I NEED to get back that motivation to do some sort of physical activity (the gym…which hello is $30/month!, walking with Izzy).  I’ve fallen off the bandwagon and I KNOW it’s going to be tough to get back on it.   Especially since now the colder weather is coming.

So I think for the remainder of this month I’m going to have to monetarily motivate myself.

$1 for every time at the gym

$1 for every walk with Izzy

$1 for yard work

Hopefully this will help it become more of a habit again.

Food and Emotions

Wednesday

It is amazing how your emotions can affect your enjoyment of food.

Example:

Today Kimm and I got into a STUPID argument right before dinnertime and even though it was PRETTY much resolved…I still felt hurt and confused about the whole thing.

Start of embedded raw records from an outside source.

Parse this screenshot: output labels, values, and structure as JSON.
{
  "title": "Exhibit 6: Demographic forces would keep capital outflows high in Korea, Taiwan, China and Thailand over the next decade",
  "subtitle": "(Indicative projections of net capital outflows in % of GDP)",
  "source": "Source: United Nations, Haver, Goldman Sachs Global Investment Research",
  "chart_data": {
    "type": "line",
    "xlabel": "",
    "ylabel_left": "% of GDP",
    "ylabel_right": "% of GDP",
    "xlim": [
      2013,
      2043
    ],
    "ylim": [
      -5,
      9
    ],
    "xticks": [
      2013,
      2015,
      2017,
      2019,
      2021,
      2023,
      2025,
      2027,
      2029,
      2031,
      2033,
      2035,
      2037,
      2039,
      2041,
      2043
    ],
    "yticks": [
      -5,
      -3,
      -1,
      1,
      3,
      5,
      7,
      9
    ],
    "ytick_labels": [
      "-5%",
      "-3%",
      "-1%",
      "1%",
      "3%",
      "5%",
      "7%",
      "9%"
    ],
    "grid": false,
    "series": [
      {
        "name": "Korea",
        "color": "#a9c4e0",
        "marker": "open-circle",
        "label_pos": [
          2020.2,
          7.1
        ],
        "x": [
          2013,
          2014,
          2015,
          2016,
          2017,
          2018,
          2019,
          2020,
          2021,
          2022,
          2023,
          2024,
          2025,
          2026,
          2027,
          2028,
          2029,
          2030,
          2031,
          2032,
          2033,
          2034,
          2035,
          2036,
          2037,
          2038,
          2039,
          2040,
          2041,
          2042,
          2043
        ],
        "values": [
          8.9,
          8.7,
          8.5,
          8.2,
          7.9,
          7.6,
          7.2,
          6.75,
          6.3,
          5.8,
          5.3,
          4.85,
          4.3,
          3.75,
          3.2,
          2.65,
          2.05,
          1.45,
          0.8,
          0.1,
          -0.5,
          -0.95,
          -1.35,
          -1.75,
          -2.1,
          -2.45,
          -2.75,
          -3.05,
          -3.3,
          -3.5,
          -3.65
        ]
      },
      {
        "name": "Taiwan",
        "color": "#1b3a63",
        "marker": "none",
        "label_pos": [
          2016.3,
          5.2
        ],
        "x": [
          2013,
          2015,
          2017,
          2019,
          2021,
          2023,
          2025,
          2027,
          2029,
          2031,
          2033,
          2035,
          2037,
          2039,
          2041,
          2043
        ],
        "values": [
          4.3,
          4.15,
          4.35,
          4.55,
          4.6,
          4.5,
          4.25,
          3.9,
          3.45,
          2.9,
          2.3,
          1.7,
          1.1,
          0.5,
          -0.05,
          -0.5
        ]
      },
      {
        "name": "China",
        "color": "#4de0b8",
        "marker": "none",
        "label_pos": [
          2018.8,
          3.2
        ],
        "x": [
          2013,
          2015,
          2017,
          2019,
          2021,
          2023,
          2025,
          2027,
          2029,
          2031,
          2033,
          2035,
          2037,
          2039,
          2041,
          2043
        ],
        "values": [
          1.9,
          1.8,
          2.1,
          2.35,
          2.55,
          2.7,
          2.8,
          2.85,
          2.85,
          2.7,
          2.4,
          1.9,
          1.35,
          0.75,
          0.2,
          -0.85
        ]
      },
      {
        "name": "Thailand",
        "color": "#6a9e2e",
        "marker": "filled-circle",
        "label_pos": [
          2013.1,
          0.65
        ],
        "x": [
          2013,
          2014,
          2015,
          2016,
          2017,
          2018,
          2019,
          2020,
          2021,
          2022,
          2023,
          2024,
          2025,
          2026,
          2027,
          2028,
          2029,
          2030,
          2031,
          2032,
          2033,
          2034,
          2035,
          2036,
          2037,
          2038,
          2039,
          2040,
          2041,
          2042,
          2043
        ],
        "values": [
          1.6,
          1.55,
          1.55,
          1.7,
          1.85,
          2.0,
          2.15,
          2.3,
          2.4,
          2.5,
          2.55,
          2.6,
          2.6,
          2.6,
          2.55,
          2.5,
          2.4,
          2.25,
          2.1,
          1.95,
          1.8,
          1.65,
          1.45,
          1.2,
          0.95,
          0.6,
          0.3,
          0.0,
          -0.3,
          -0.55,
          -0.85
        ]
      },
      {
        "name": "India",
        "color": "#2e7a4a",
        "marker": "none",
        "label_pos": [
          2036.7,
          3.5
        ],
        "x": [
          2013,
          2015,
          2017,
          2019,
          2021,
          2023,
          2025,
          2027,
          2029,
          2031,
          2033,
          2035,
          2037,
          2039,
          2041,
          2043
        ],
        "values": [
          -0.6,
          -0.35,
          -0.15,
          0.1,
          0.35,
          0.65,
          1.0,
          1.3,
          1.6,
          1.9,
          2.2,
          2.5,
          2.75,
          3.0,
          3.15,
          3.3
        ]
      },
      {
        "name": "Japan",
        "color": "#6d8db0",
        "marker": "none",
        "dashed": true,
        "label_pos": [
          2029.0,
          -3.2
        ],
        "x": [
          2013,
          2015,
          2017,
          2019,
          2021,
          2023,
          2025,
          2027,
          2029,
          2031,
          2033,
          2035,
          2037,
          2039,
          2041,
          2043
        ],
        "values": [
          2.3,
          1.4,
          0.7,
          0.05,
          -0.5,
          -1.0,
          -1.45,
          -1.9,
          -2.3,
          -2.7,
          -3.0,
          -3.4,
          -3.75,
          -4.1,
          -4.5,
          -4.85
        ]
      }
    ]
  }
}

Therefore, even though we were eating one of my favorite meals (Cheeseburg Salad), I really didn’t enjoy it as much as when I am in a good mood.

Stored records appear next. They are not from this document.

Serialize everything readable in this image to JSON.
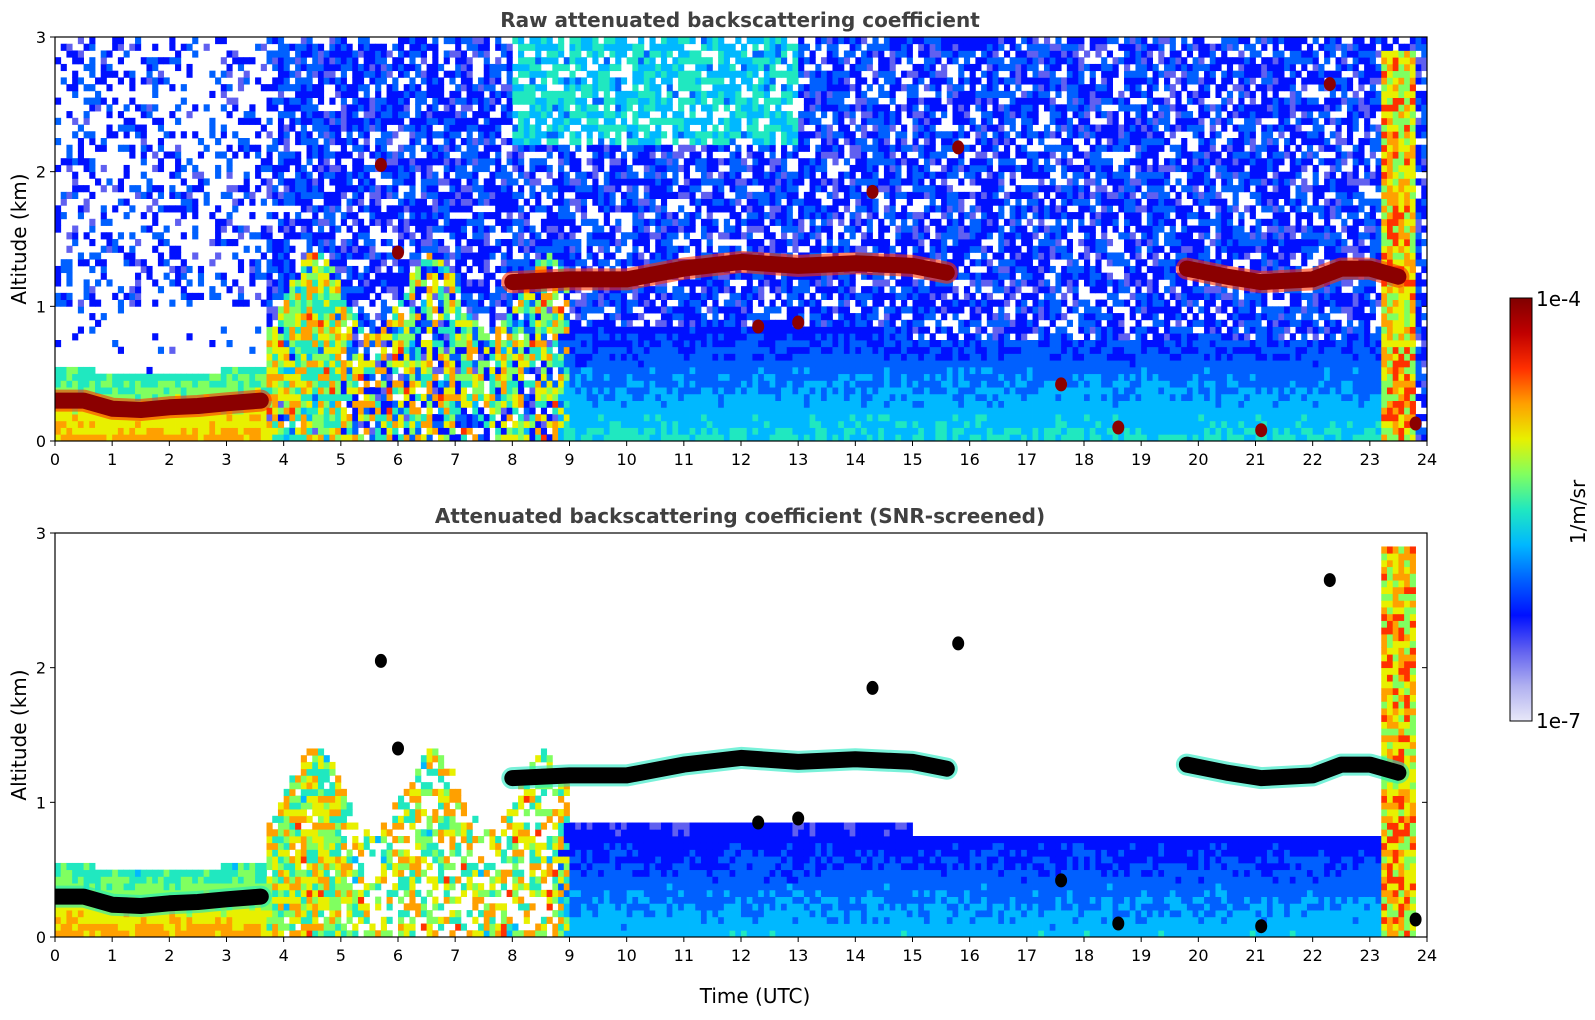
{
  "chart_data": [
    {
      "type": "heatmap",
      "title": "Raw attenuated backscattering coefficient",
      "xlabel": "",
      "ylabel": "Altitude (km)",
      "xlim": [
        0,
        24
      ],
      "ylim": [
        0,
        3
      ],
      "xticks": [
        "0",
        "1",
        "2",
        "3",
        "4",
        "5",
        "6",
        "7",
        "8",
        "9",
        "10",
        "11",
        "12",
        "13",
        "14",
        "15",
        "16",
        "17",
        "18",
        "19",
        "20",
        "21",
        "22",
        "23",
        "24"
      ],
      "yticks": [
        "0",
        "1",
        "2",
        "3"
      ],
      "screened": false
    },
    {
      "type": "heatmap",
      "title": "Attenuated backscattering coefficient (SNR-screened)",
      "xlabel": "Time (UTC)",
      "ylabel": "Altitude (km)",
      "xlim": [
        0,
        24
      ],
      "ylim": [
        0,
        3
      ],
      "xticks": [
        "0",
        "1",
        "2",
        "3",
        "4",
        "5",
        "6",
        "7",
        "8",
        "9",
        "10",
        "11",
        "12",
        "13",
        "14",
        "15",
        "16",
        "17",
        "18",
        "19",
        "20",
        "21",
        "22",
        "23",
        "24"
      ],
      "yticks": [
        "0",
        "1",
        "2",
        "3"
      ],
      "screened": true
    }
  ],
  "colorbar": {
    "label": "1/m/sr",
    "max_label": "1e-4",
    "min_label": "1e-7",
    "colors": [
      "#e8e8f8",
      "#b0b0f0",
      "#6060f0",
      "#0010ff",
      "#0060ff",
      "#00b8ff",
      "#20e8c0",
      "#80ff60",
      "#e8f000",
      "#ffa000",
      "#ff3000",
      "#c00000",
      "#800000"
    ]
  },
  "features": {
    "boundary_layer": [
      [
        0,
        0.3
      ],
      [
        0.5,
        0.3
      ],
      [
        1,
        0.24
      ],
      [
        1.5,
        0.23
      ],
      [
        2,
        0.25
      ],
      [
        2.5,
        0.26
      ],
      [
        3,
        0.28
      ],
      [
        3.6,
        0.3
      ]
    ],
    "cloud_layer": [
      [
        8.0,
        1.18
      ],
      [
        9,
        1.2
      ],
      [
        10,
        1.2
      ],
      [
        11,
        1.28
      ],
      [
        12,
        1.33
      ],
      [
        13,
        1.3
      ],
      [
        14,
        1.32
      ],
      [
        15,
        1.3
      ],
      [
        15.6,
        1.25
      ]
    ],
    "cloud_layer_late": [
      [
        19.8,
        1.28
      ],
      [
        20.5,
        1.22
      ],
      [
        21.1,
        1.18
      ],
      [
        22,
        1.2
      ],
      [
        22.5,
        1.28
      ],
      [
        23,
        1.28
      ],
      [
        23.5,
        1.22
      ]
    ],
    "elevated_blobs": [
      [
        15.8,
        2.18
      ],
      [
        14.3,
        1.85
      ],
      [
        5.7,
        2.05
      ],
      [
        6.0,
        1.4
      ],
      [
        12.3,
        0.85
      ],
      [
        13.0,
        0.88
      ],
      [
        17.6,
        0.42
      ],
      [
        18.6,
        0.1
      ],
      [
        21.1,
        0.08
      ],
      [
        23.8,
        0.13
      ],
      [
        22.3,
        2.65
      ]
    ]
  }
}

The food was going in…I tasted it…but I just felt flat.

Interesting huh?

Hopeless

Monday

Sometimes I feel like I’ll never lose this weight…NO MATTER WHAT I DO.

I mean, I’ve been trying since I was in high school.

It’s a little frustrating.

I feel hopeless tonight.

Stuffed.

Sunday

I’m feeling FULL right now.

We went out shopping at Old Navy and grabbed some food at Pizza House on the way home.

The good thing: we actually ordered a side salad and were able to share it between us and it was GOOD.  Green peppers, red onions, cucumber, tomatoes and an excellent ranch dressing (with enough of it that we weren’t hoping for more).

The bad thing: we still got the fries and with the pizza it just was a lot of food.  Good food, but still too much food for for me at one sitting…but I kept eating.

We were actually talking about getting just the salad and pizza next time…who are we????

End of vacation thoughts…

Saturday

Vacation is over 😦

Thoughts:

…I need to lose weight…badly

…I don’t really know HOW to do this anymore

…maybe a Biggest Loser challenge?

…maybe changing one habit/week

…calorie counting??? (I really DON’T want to have to do this…just seems like so MUCH work!)

…I HATE my sagging arms…I HATE my round tummy

….I just want to like myself again and I don’t know how to do that anymore??!!

Biggest loser??

Thursday

I was reading in the hospital newsletter that the OR and PACU department did a Biggest Loser challenge and are thinking of doing it again.

I was considering joining.  I’m HOPING that maybe that will give me the motivation to lose some of this excess weight.

 

No salt update

Wednesday

So….

…officially over half way through this month and I have not ADDED any salt to any of my meals!

WHAT??!!

I really cannot comprehend this at all.

Here I thought I could NEVER live without salt.

But so far, so good.

However, I have not had…

~~avocado

~~popcorn

Two items of food that I don’t think I could do with no salt.

We shall see.

Off track with the gym

Tuesday

I cannot even tell you the last time I was at the gym.

SIGH.

I NEED to get back into it.

Maybe not as intense like “every single day of the week” — but a few times.

My health needs it.

I need to justify paying $30, soon to be $40/month for this service.

Maybe even just getting to yoga or a class.

SOMETHING, ANYTHING — it needs to be done.